Dans certaines regions, des agriculteurs feraient fi des restrictions d'arrosage.
Dans certaines régions, des agriculteurs feraient fi des restrictions d’arrosage.© REMKO DE WAAL / ANP MAG / ANP via AFP

Le Point.fr (avec AFP)

Publié le 11/08/2022 LE POINT

Des vols d’eau, des champs irrigués en dépit d’interdictions, des piscines privées difficiles à contrôler… Le manque d’eau, longtemps vue comme une ressource inépuisable en France, exacerbe les tensions. « Cette année est vraiment exceptionnelle », relève un spécialiste du secteur de l’eau ayant requis l’anonymat. Dans le sud-est de la France, où il est implanté, les conflits autour de l’eau ne datent pas d’hier. Mais « aujourd’hui c’est exacerbé », assure-t-il.

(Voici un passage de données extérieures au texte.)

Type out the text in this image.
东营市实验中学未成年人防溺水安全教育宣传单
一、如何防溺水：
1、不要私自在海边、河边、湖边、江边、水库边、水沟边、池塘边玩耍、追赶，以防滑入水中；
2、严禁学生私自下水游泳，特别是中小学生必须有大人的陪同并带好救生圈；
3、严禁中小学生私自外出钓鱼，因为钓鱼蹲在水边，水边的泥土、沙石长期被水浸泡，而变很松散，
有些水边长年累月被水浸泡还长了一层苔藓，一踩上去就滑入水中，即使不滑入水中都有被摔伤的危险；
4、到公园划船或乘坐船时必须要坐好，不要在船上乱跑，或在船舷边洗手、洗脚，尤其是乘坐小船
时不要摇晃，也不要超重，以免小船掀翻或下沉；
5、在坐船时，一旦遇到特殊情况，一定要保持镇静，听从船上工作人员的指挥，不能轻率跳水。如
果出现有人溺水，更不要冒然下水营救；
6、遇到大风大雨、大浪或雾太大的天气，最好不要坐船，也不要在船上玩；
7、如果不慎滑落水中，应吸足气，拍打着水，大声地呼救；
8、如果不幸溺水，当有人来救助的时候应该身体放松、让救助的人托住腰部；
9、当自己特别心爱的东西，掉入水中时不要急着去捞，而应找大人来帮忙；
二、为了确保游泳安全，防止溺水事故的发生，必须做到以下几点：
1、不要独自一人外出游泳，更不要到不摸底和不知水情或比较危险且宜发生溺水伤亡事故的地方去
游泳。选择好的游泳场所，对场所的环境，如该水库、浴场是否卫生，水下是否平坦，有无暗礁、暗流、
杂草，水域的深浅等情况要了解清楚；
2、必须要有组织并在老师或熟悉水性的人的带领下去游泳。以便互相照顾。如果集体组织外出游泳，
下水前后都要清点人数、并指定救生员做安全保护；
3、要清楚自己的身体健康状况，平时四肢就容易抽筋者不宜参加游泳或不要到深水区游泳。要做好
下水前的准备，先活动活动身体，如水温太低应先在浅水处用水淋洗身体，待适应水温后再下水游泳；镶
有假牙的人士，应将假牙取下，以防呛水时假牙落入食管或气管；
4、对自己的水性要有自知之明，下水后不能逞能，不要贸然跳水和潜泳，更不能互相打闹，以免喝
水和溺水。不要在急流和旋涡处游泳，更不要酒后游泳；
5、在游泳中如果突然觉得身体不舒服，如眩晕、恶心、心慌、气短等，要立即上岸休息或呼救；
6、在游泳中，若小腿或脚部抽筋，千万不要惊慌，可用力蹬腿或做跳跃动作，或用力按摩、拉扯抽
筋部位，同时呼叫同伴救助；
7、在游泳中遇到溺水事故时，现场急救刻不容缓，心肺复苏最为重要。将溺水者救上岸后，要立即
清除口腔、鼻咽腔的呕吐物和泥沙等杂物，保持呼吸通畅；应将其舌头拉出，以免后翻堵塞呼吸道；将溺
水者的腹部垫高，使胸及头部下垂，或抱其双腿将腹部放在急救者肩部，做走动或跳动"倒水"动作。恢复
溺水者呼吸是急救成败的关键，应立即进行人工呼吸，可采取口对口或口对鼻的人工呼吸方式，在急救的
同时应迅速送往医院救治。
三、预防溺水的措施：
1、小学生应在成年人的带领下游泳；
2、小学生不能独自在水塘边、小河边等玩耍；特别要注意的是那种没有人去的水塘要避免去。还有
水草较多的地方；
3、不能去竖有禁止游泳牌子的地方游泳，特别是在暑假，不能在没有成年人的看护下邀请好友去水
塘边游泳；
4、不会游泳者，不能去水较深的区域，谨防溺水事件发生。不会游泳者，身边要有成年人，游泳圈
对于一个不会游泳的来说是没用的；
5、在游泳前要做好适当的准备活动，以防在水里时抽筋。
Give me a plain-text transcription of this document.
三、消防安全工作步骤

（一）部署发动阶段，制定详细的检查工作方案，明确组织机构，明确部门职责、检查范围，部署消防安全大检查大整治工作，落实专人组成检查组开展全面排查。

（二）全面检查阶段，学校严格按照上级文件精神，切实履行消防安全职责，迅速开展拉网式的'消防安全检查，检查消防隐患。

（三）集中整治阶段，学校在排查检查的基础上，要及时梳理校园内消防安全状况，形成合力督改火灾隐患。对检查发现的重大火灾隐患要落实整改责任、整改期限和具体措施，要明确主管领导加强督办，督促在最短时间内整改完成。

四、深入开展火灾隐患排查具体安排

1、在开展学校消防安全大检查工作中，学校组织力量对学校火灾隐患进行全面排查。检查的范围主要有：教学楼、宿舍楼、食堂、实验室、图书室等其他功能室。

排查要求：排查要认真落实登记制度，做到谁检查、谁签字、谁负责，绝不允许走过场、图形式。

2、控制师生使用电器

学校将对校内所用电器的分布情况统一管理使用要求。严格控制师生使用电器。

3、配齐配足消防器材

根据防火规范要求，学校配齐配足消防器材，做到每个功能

Mi-juillet, 400 m3 d’eau destinée à la lutte contre les incendies étaient volés dans un bassin de rétention en Ardèche, département en « vigilance renforcée » sécheresse. Le coupable ? Un club de moto-cross voisin, venu la pomper « pour alimenter [sa] réserve à incendie et la sécurité du parking dans le cadre de l’organisation d’un festival », a expliqué à l’Agence France-Presse son vice-président, Roger Kappel.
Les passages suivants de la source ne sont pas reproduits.